Genetics: How Can Advanced Practice Nurses Stay Informed?

Michelle A. Beauchesne, DNSc, RN, CPNP

Disclosures

Topics in Advanced Practice Nursing eJournal. 2004;4(2) 

In This Article

Advances in Genetics

In 2003, genetic scientists exceeded their own expectations and completed mapping the entire human genome 3 years in advance of the projected deadline. It has been a fast climb since Watson and Crick first identified the double helix known as DNA. Elementary school children are now making models of DNA in first- and second-grade science projects; high-school biology classes are studying differences in methods of chromosomal analysis; and popular television shows such as CSI regularly use genetic terminology in weekly episodes. Yet many health professionals still deny the need to integrate genetics into their practices.

We are no longer in the Stone Age of the Flintstones but have been jet-propelled right into the cosmos of the Jetsons. What were once visions for the future are now realities of today. Health professionals need to acknowledge that genetic science is not just for specialists but for generalists as well.

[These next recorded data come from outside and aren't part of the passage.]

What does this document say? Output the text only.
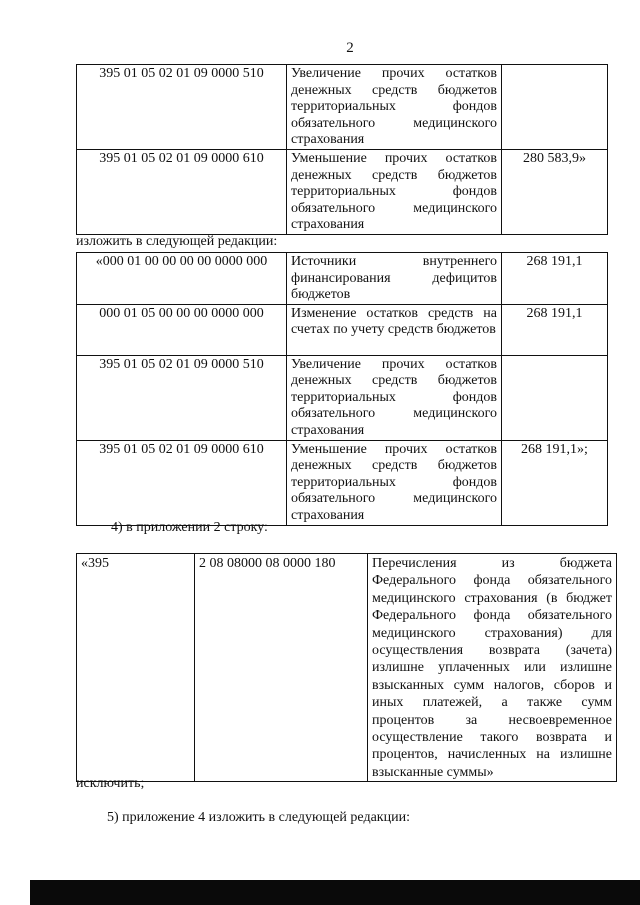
2
395 01 05 02 01 09 0000 510	Увеличение прочих остатков денежных средств бюджетов территориальных фондов обязательного медицинского страхования	
395 01 05 02 01 09 0000 610	Уменьшение прочих остатков денежных средств бюджетов территориальных фондов обязательного медицинского страхования	280 583,9»
изложить в следующей редакции:
«000 01 00 00 00 00 0000 000	Источники внутреннего финансирования дефицитов бюджетов	268 191,1
000 01 05 00 00 00 0000 000	Изменение остатков средств на счетах по учету средств бюджетов	268 191,1
395 01 05 02 01 09 0000 510	Увеличение прочих остатков денежных средств бюджетов территориальных фондов обязательного медицинского страхования	
395 01 05 02 01 09 0000 610	Уменьшение прочих остатков денежных средств бюджетов территориальных фондов обязательного медицинского страхования	268 191,1»;
4) в приложении 2 строку:
«395	2 08 08000 08 0000 180	Перечисления из бюджета Федерального фонда обязательного медицинского страхования (в бюджет Федерального фонда обязательного медицинского страхования) для осуществления возврата (зачета) излишне уплаченных или излишне взысканных сумм налогов, сборов и иных платежей, а также сумм процентов за несвоевременное осуществление такого возврата и процентов, начисленных на излишне взысканные суммы»
исключить;
5) приложение 4 изложить в следующей редакции:
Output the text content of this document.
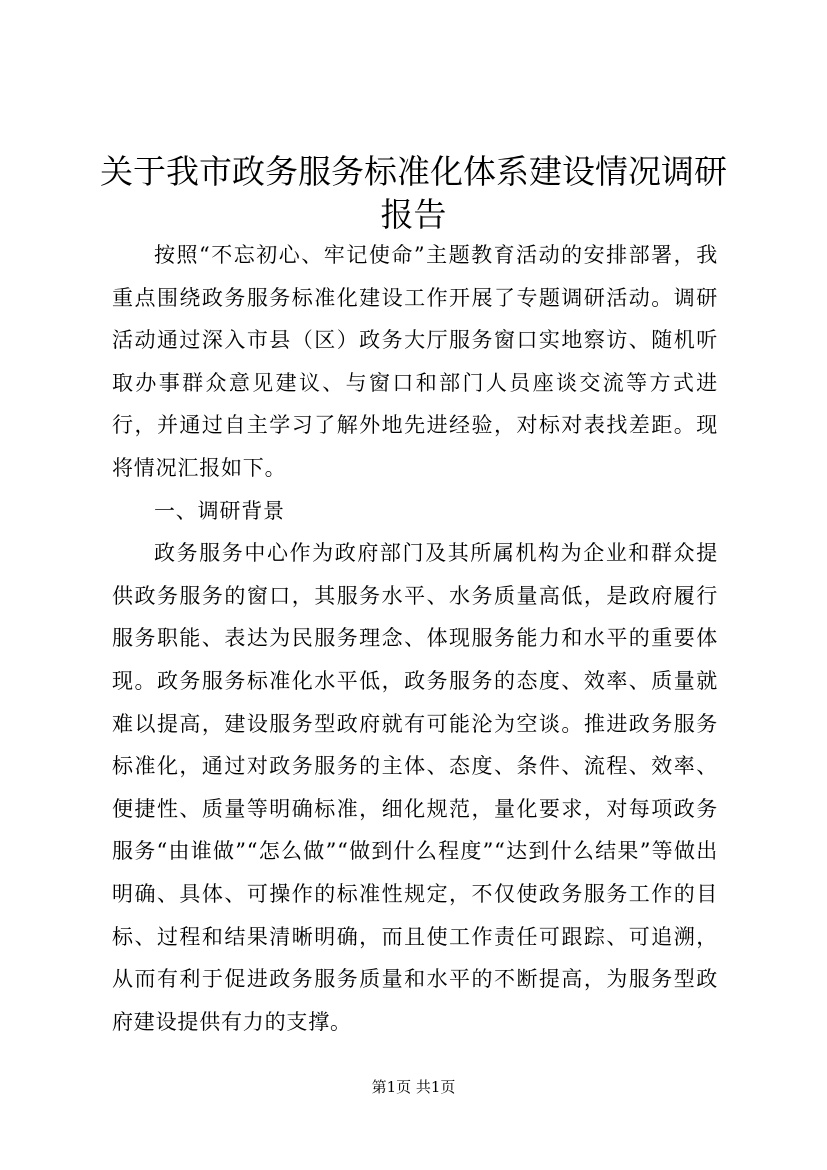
关于我市政务服务标准化体系建设情况调研报告

按照“不忘初心、牢记使命”主题教育活动的安排部署，我重点围绕政务服务标准化建设工作开展了专题调研活动。调研活动通过深入市县（区）政务大厅服务窗口实地察访、随机听取办事群众意见建议、与窗口和部门人员座谈交流等方式进行，并通过自主学习了解外地先进经验，对标对表找差距。现将情况汇报如下。

一、调研背景

政务服务中心作为政府部门及其所属机构为企业和群众提供政务服务的窗口，其服务水平、水务质量高低，是政府履行服务职能、表达为民服务理念、体现服务能力和水平的重要体现。政务服务标准化水平低，政务服务的态度、效率、质量就难以提高，建设服务型政府就有可能沦为空谈。推进政务服务标准化，通过对政务服务的主体、态度、条件、流程、效率、便捷性、质量等明确标准，细化规范，量化要求，对每项政务服务“由谁做”“怎么做”“做到什么程度”“达到什么结果”等做出明确、具体、可操作的标准性规定，不仅使政务服务工作的目标、过程和结果清晰明确，而且使工作责任可跟踪、可追溯，从而有利于促进政务服务质量和水平的不断提高，为服务型政府建设提供有力的支撑。

第1页 共1页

All clinicians face the challenge to identify individuals who may benefit from genetic services; screen those individuals and families who may be at risk for developing genetic disorders; and efficiently access information on resources, referrals, availability of diagnostic testing, and interpretation of findings.[1]

The challenge facing nurses is how to be kept informed and current. Strategies needed to maintain expertise include acquiring new knowledge, developing new skills, and changing attitudes about genetics. Most important, nurses need to improve their accessibility of new knowledge. Genetics must become a significant part of any health profession curriculum.

Although there will continue to be a great need for nurses with specific expertise in genetics, such as the members of International Society of Nurses in Genetics (ISONG), it is essential that all nurses have basic competencies in genetics. Emerging clinicians must be educated so that considering genetic information becomes second nature. These efforts must be cost-efficient and accessible for all clinicians.